On 2/3/20 2:43 PM, Naresh Kamboju wrote:
On Fri, 24 Jan 2020 at 18:57, Oleksij Rempel o.rempel@pengutronix.de wrote:
All user space generated SKBs are owned by a socket (unless injected into the key via AF_PACKET). If a socket is closed, all associated skbs will be cleaned up.
This leads to a problem when a CAN driver calls can_put_echo_skb() on a unshared SKB. If the socket is closed prior to the TX complete handler, can_get_echo_skb() and the subsequent delivering of the echo SKB to all registered callbacks, a SKB with a refcount of 0 is delivered.

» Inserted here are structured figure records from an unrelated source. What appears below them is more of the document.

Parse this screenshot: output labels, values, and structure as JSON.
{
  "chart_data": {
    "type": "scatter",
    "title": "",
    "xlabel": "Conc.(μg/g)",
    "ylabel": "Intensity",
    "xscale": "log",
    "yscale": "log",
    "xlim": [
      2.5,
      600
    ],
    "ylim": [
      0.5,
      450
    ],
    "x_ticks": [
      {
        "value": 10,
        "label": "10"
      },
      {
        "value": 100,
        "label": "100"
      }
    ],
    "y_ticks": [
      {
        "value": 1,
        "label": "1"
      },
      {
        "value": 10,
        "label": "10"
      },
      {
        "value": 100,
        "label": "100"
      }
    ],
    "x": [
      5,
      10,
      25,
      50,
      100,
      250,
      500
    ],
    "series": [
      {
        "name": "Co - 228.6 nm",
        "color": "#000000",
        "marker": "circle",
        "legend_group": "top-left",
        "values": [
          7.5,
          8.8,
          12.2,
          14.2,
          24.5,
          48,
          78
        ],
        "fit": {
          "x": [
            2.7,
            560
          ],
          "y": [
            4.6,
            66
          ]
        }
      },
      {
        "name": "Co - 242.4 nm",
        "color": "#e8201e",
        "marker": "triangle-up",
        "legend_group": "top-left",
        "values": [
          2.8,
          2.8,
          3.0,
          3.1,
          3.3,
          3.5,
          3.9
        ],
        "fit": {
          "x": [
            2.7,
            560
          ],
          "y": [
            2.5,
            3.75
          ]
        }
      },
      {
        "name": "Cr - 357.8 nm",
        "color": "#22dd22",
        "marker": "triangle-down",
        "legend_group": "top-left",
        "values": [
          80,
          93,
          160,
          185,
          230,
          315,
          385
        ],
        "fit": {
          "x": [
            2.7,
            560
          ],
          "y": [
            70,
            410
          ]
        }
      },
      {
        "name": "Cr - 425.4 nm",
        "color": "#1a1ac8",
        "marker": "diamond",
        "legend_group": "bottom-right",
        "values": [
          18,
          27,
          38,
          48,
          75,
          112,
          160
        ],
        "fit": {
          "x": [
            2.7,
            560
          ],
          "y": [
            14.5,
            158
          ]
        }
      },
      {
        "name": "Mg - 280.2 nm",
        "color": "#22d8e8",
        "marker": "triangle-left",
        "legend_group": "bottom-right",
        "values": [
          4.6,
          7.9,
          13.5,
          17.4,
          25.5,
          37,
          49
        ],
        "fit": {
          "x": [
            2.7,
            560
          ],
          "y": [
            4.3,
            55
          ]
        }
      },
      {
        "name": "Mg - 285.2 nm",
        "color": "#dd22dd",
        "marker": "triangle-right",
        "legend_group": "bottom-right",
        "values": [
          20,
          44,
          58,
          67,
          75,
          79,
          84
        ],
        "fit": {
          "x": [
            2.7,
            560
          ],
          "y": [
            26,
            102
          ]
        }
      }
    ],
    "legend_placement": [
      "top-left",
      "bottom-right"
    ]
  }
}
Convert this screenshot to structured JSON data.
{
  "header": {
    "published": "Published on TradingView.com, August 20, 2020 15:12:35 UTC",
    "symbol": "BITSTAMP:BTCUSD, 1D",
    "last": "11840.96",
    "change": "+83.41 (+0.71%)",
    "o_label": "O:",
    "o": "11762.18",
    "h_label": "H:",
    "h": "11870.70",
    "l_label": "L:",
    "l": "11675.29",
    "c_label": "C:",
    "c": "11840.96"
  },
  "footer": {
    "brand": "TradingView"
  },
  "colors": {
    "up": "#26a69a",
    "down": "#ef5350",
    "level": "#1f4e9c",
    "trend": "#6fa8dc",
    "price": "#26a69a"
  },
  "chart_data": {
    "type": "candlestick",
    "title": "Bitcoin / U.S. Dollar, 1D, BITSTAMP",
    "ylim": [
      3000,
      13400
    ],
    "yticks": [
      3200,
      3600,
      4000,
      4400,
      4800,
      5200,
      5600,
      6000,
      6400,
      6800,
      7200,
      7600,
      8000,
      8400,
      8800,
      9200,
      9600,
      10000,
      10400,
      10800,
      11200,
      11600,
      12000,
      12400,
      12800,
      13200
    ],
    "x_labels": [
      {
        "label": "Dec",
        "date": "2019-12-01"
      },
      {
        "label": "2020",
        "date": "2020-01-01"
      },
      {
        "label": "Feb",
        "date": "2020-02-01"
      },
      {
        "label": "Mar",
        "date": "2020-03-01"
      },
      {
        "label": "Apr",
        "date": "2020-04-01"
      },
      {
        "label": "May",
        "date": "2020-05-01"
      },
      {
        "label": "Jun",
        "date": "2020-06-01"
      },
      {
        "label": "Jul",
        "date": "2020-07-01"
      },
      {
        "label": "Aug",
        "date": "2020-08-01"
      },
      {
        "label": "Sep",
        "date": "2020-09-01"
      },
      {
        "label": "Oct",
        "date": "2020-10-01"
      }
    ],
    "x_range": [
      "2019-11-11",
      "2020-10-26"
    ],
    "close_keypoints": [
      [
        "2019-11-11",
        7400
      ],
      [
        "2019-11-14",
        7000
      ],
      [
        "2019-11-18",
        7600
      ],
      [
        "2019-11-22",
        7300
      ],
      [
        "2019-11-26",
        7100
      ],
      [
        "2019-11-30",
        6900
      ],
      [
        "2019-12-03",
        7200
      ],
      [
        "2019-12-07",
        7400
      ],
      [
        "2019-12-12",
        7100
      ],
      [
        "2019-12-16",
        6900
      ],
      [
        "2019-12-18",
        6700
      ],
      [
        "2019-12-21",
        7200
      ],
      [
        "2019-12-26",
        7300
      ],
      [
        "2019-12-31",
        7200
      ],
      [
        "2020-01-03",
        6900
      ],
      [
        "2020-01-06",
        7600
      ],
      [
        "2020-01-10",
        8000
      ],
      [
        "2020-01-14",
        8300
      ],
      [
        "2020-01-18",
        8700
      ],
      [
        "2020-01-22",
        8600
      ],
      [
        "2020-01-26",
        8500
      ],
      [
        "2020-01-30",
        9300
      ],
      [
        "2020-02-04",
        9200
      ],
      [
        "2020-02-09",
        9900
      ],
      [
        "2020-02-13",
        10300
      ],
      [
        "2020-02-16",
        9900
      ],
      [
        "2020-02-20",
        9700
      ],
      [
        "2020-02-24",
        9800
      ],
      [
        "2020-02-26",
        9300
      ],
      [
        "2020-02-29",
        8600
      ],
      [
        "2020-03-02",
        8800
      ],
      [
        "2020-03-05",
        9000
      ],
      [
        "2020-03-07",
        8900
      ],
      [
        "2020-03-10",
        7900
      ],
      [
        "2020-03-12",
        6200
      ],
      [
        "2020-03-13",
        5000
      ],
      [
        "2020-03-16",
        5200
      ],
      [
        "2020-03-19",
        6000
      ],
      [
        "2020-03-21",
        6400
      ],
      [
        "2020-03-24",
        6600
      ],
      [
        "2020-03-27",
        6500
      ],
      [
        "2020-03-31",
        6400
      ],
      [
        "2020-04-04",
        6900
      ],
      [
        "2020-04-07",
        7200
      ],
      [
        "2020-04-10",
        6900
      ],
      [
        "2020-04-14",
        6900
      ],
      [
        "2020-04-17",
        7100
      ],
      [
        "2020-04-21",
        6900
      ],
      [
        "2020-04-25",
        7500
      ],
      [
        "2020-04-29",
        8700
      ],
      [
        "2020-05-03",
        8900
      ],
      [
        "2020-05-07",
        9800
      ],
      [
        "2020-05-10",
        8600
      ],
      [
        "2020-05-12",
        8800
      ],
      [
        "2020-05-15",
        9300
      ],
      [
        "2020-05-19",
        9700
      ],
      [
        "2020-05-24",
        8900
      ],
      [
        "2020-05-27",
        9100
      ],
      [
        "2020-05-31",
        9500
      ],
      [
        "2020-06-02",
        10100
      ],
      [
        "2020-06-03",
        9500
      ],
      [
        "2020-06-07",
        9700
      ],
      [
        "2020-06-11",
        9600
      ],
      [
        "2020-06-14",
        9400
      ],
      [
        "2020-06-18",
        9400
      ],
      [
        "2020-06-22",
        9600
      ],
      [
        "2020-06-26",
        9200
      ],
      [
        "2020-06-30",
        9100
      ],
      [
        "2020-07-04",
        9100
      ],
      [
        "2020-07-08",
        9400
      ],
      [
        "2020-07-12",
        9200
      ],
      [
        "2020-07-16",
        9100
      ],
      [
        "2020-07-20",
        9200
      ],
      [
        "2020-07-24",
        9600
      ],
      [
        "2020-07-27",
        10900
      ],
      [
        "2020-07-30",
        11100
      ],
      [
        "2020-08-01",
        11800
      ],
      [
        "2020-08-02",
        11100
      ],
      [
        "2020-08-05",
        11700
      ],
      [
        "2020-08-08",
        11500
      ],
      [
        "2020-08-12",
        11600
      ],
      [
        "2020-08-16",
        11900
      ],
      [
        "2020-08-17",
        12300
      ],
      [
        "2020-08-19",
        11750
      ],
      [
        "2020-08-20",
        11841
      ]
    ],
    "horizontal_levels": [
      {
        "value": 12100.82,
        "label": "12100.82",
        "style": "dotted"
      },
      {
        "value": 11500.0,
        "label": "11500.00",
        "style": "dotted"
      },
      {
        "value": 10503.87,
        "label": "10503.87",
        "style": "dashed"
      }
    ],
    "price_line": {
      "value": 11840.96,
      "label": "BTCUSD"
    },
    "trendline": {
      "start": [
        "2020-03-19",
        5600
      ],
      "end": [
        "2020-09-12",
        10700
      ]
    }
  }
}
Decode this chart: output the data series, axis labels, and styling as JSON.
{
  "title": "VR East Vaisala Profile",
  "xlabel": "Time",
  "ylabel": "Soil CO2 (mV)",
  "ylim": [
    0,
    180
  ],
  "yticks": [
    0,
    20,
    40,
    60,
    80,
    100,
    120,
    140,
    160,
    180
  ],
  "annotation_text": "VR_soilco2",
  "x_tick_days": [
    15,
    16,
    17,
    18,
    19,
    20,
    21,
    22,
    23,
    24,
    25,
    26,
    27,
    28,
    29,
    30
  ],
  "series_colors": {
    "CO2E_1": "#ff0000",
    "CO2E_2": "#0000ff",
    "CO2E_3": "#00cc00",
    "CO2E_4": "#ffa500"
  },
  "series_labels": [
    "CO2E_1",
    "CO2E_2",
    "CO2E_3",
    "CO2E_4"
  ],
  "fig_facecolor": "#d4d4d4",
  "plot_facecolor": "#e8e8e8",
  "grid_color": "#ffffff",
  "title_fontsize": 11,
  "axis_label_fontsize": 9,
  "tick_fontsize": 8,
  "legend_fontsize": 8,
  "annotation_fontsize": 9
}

To avoid the problem, in can_get_echo_skb() the original SKB is now always cloned, regardless of shared SKB or not. If the process exists it can now safely discard its SKBs, without disturbing the delivery of the echo SKB.
The problem shows up in the j1939 stack, when it clones the incoming skb, which detects the already 0 refcount.
We can easily reproduce this with following example:
testj1939 -B -r can0: & cansend can0 1823ff40#0123
WARNING: CPU: 0 PID: 293 at lib/refcount.c:25 refcount_warn_saturate+0x108/0x174 refcount_t: addition on 0; use-after-free.
FYI, This issue noticed in our Linaro test farm On linux next version 5.5.0-next-20200203 running on beagleboard x15 arm device.
Thanks for providing fix for this case.
Can we add your Tested-by to the patch?
regards, Marc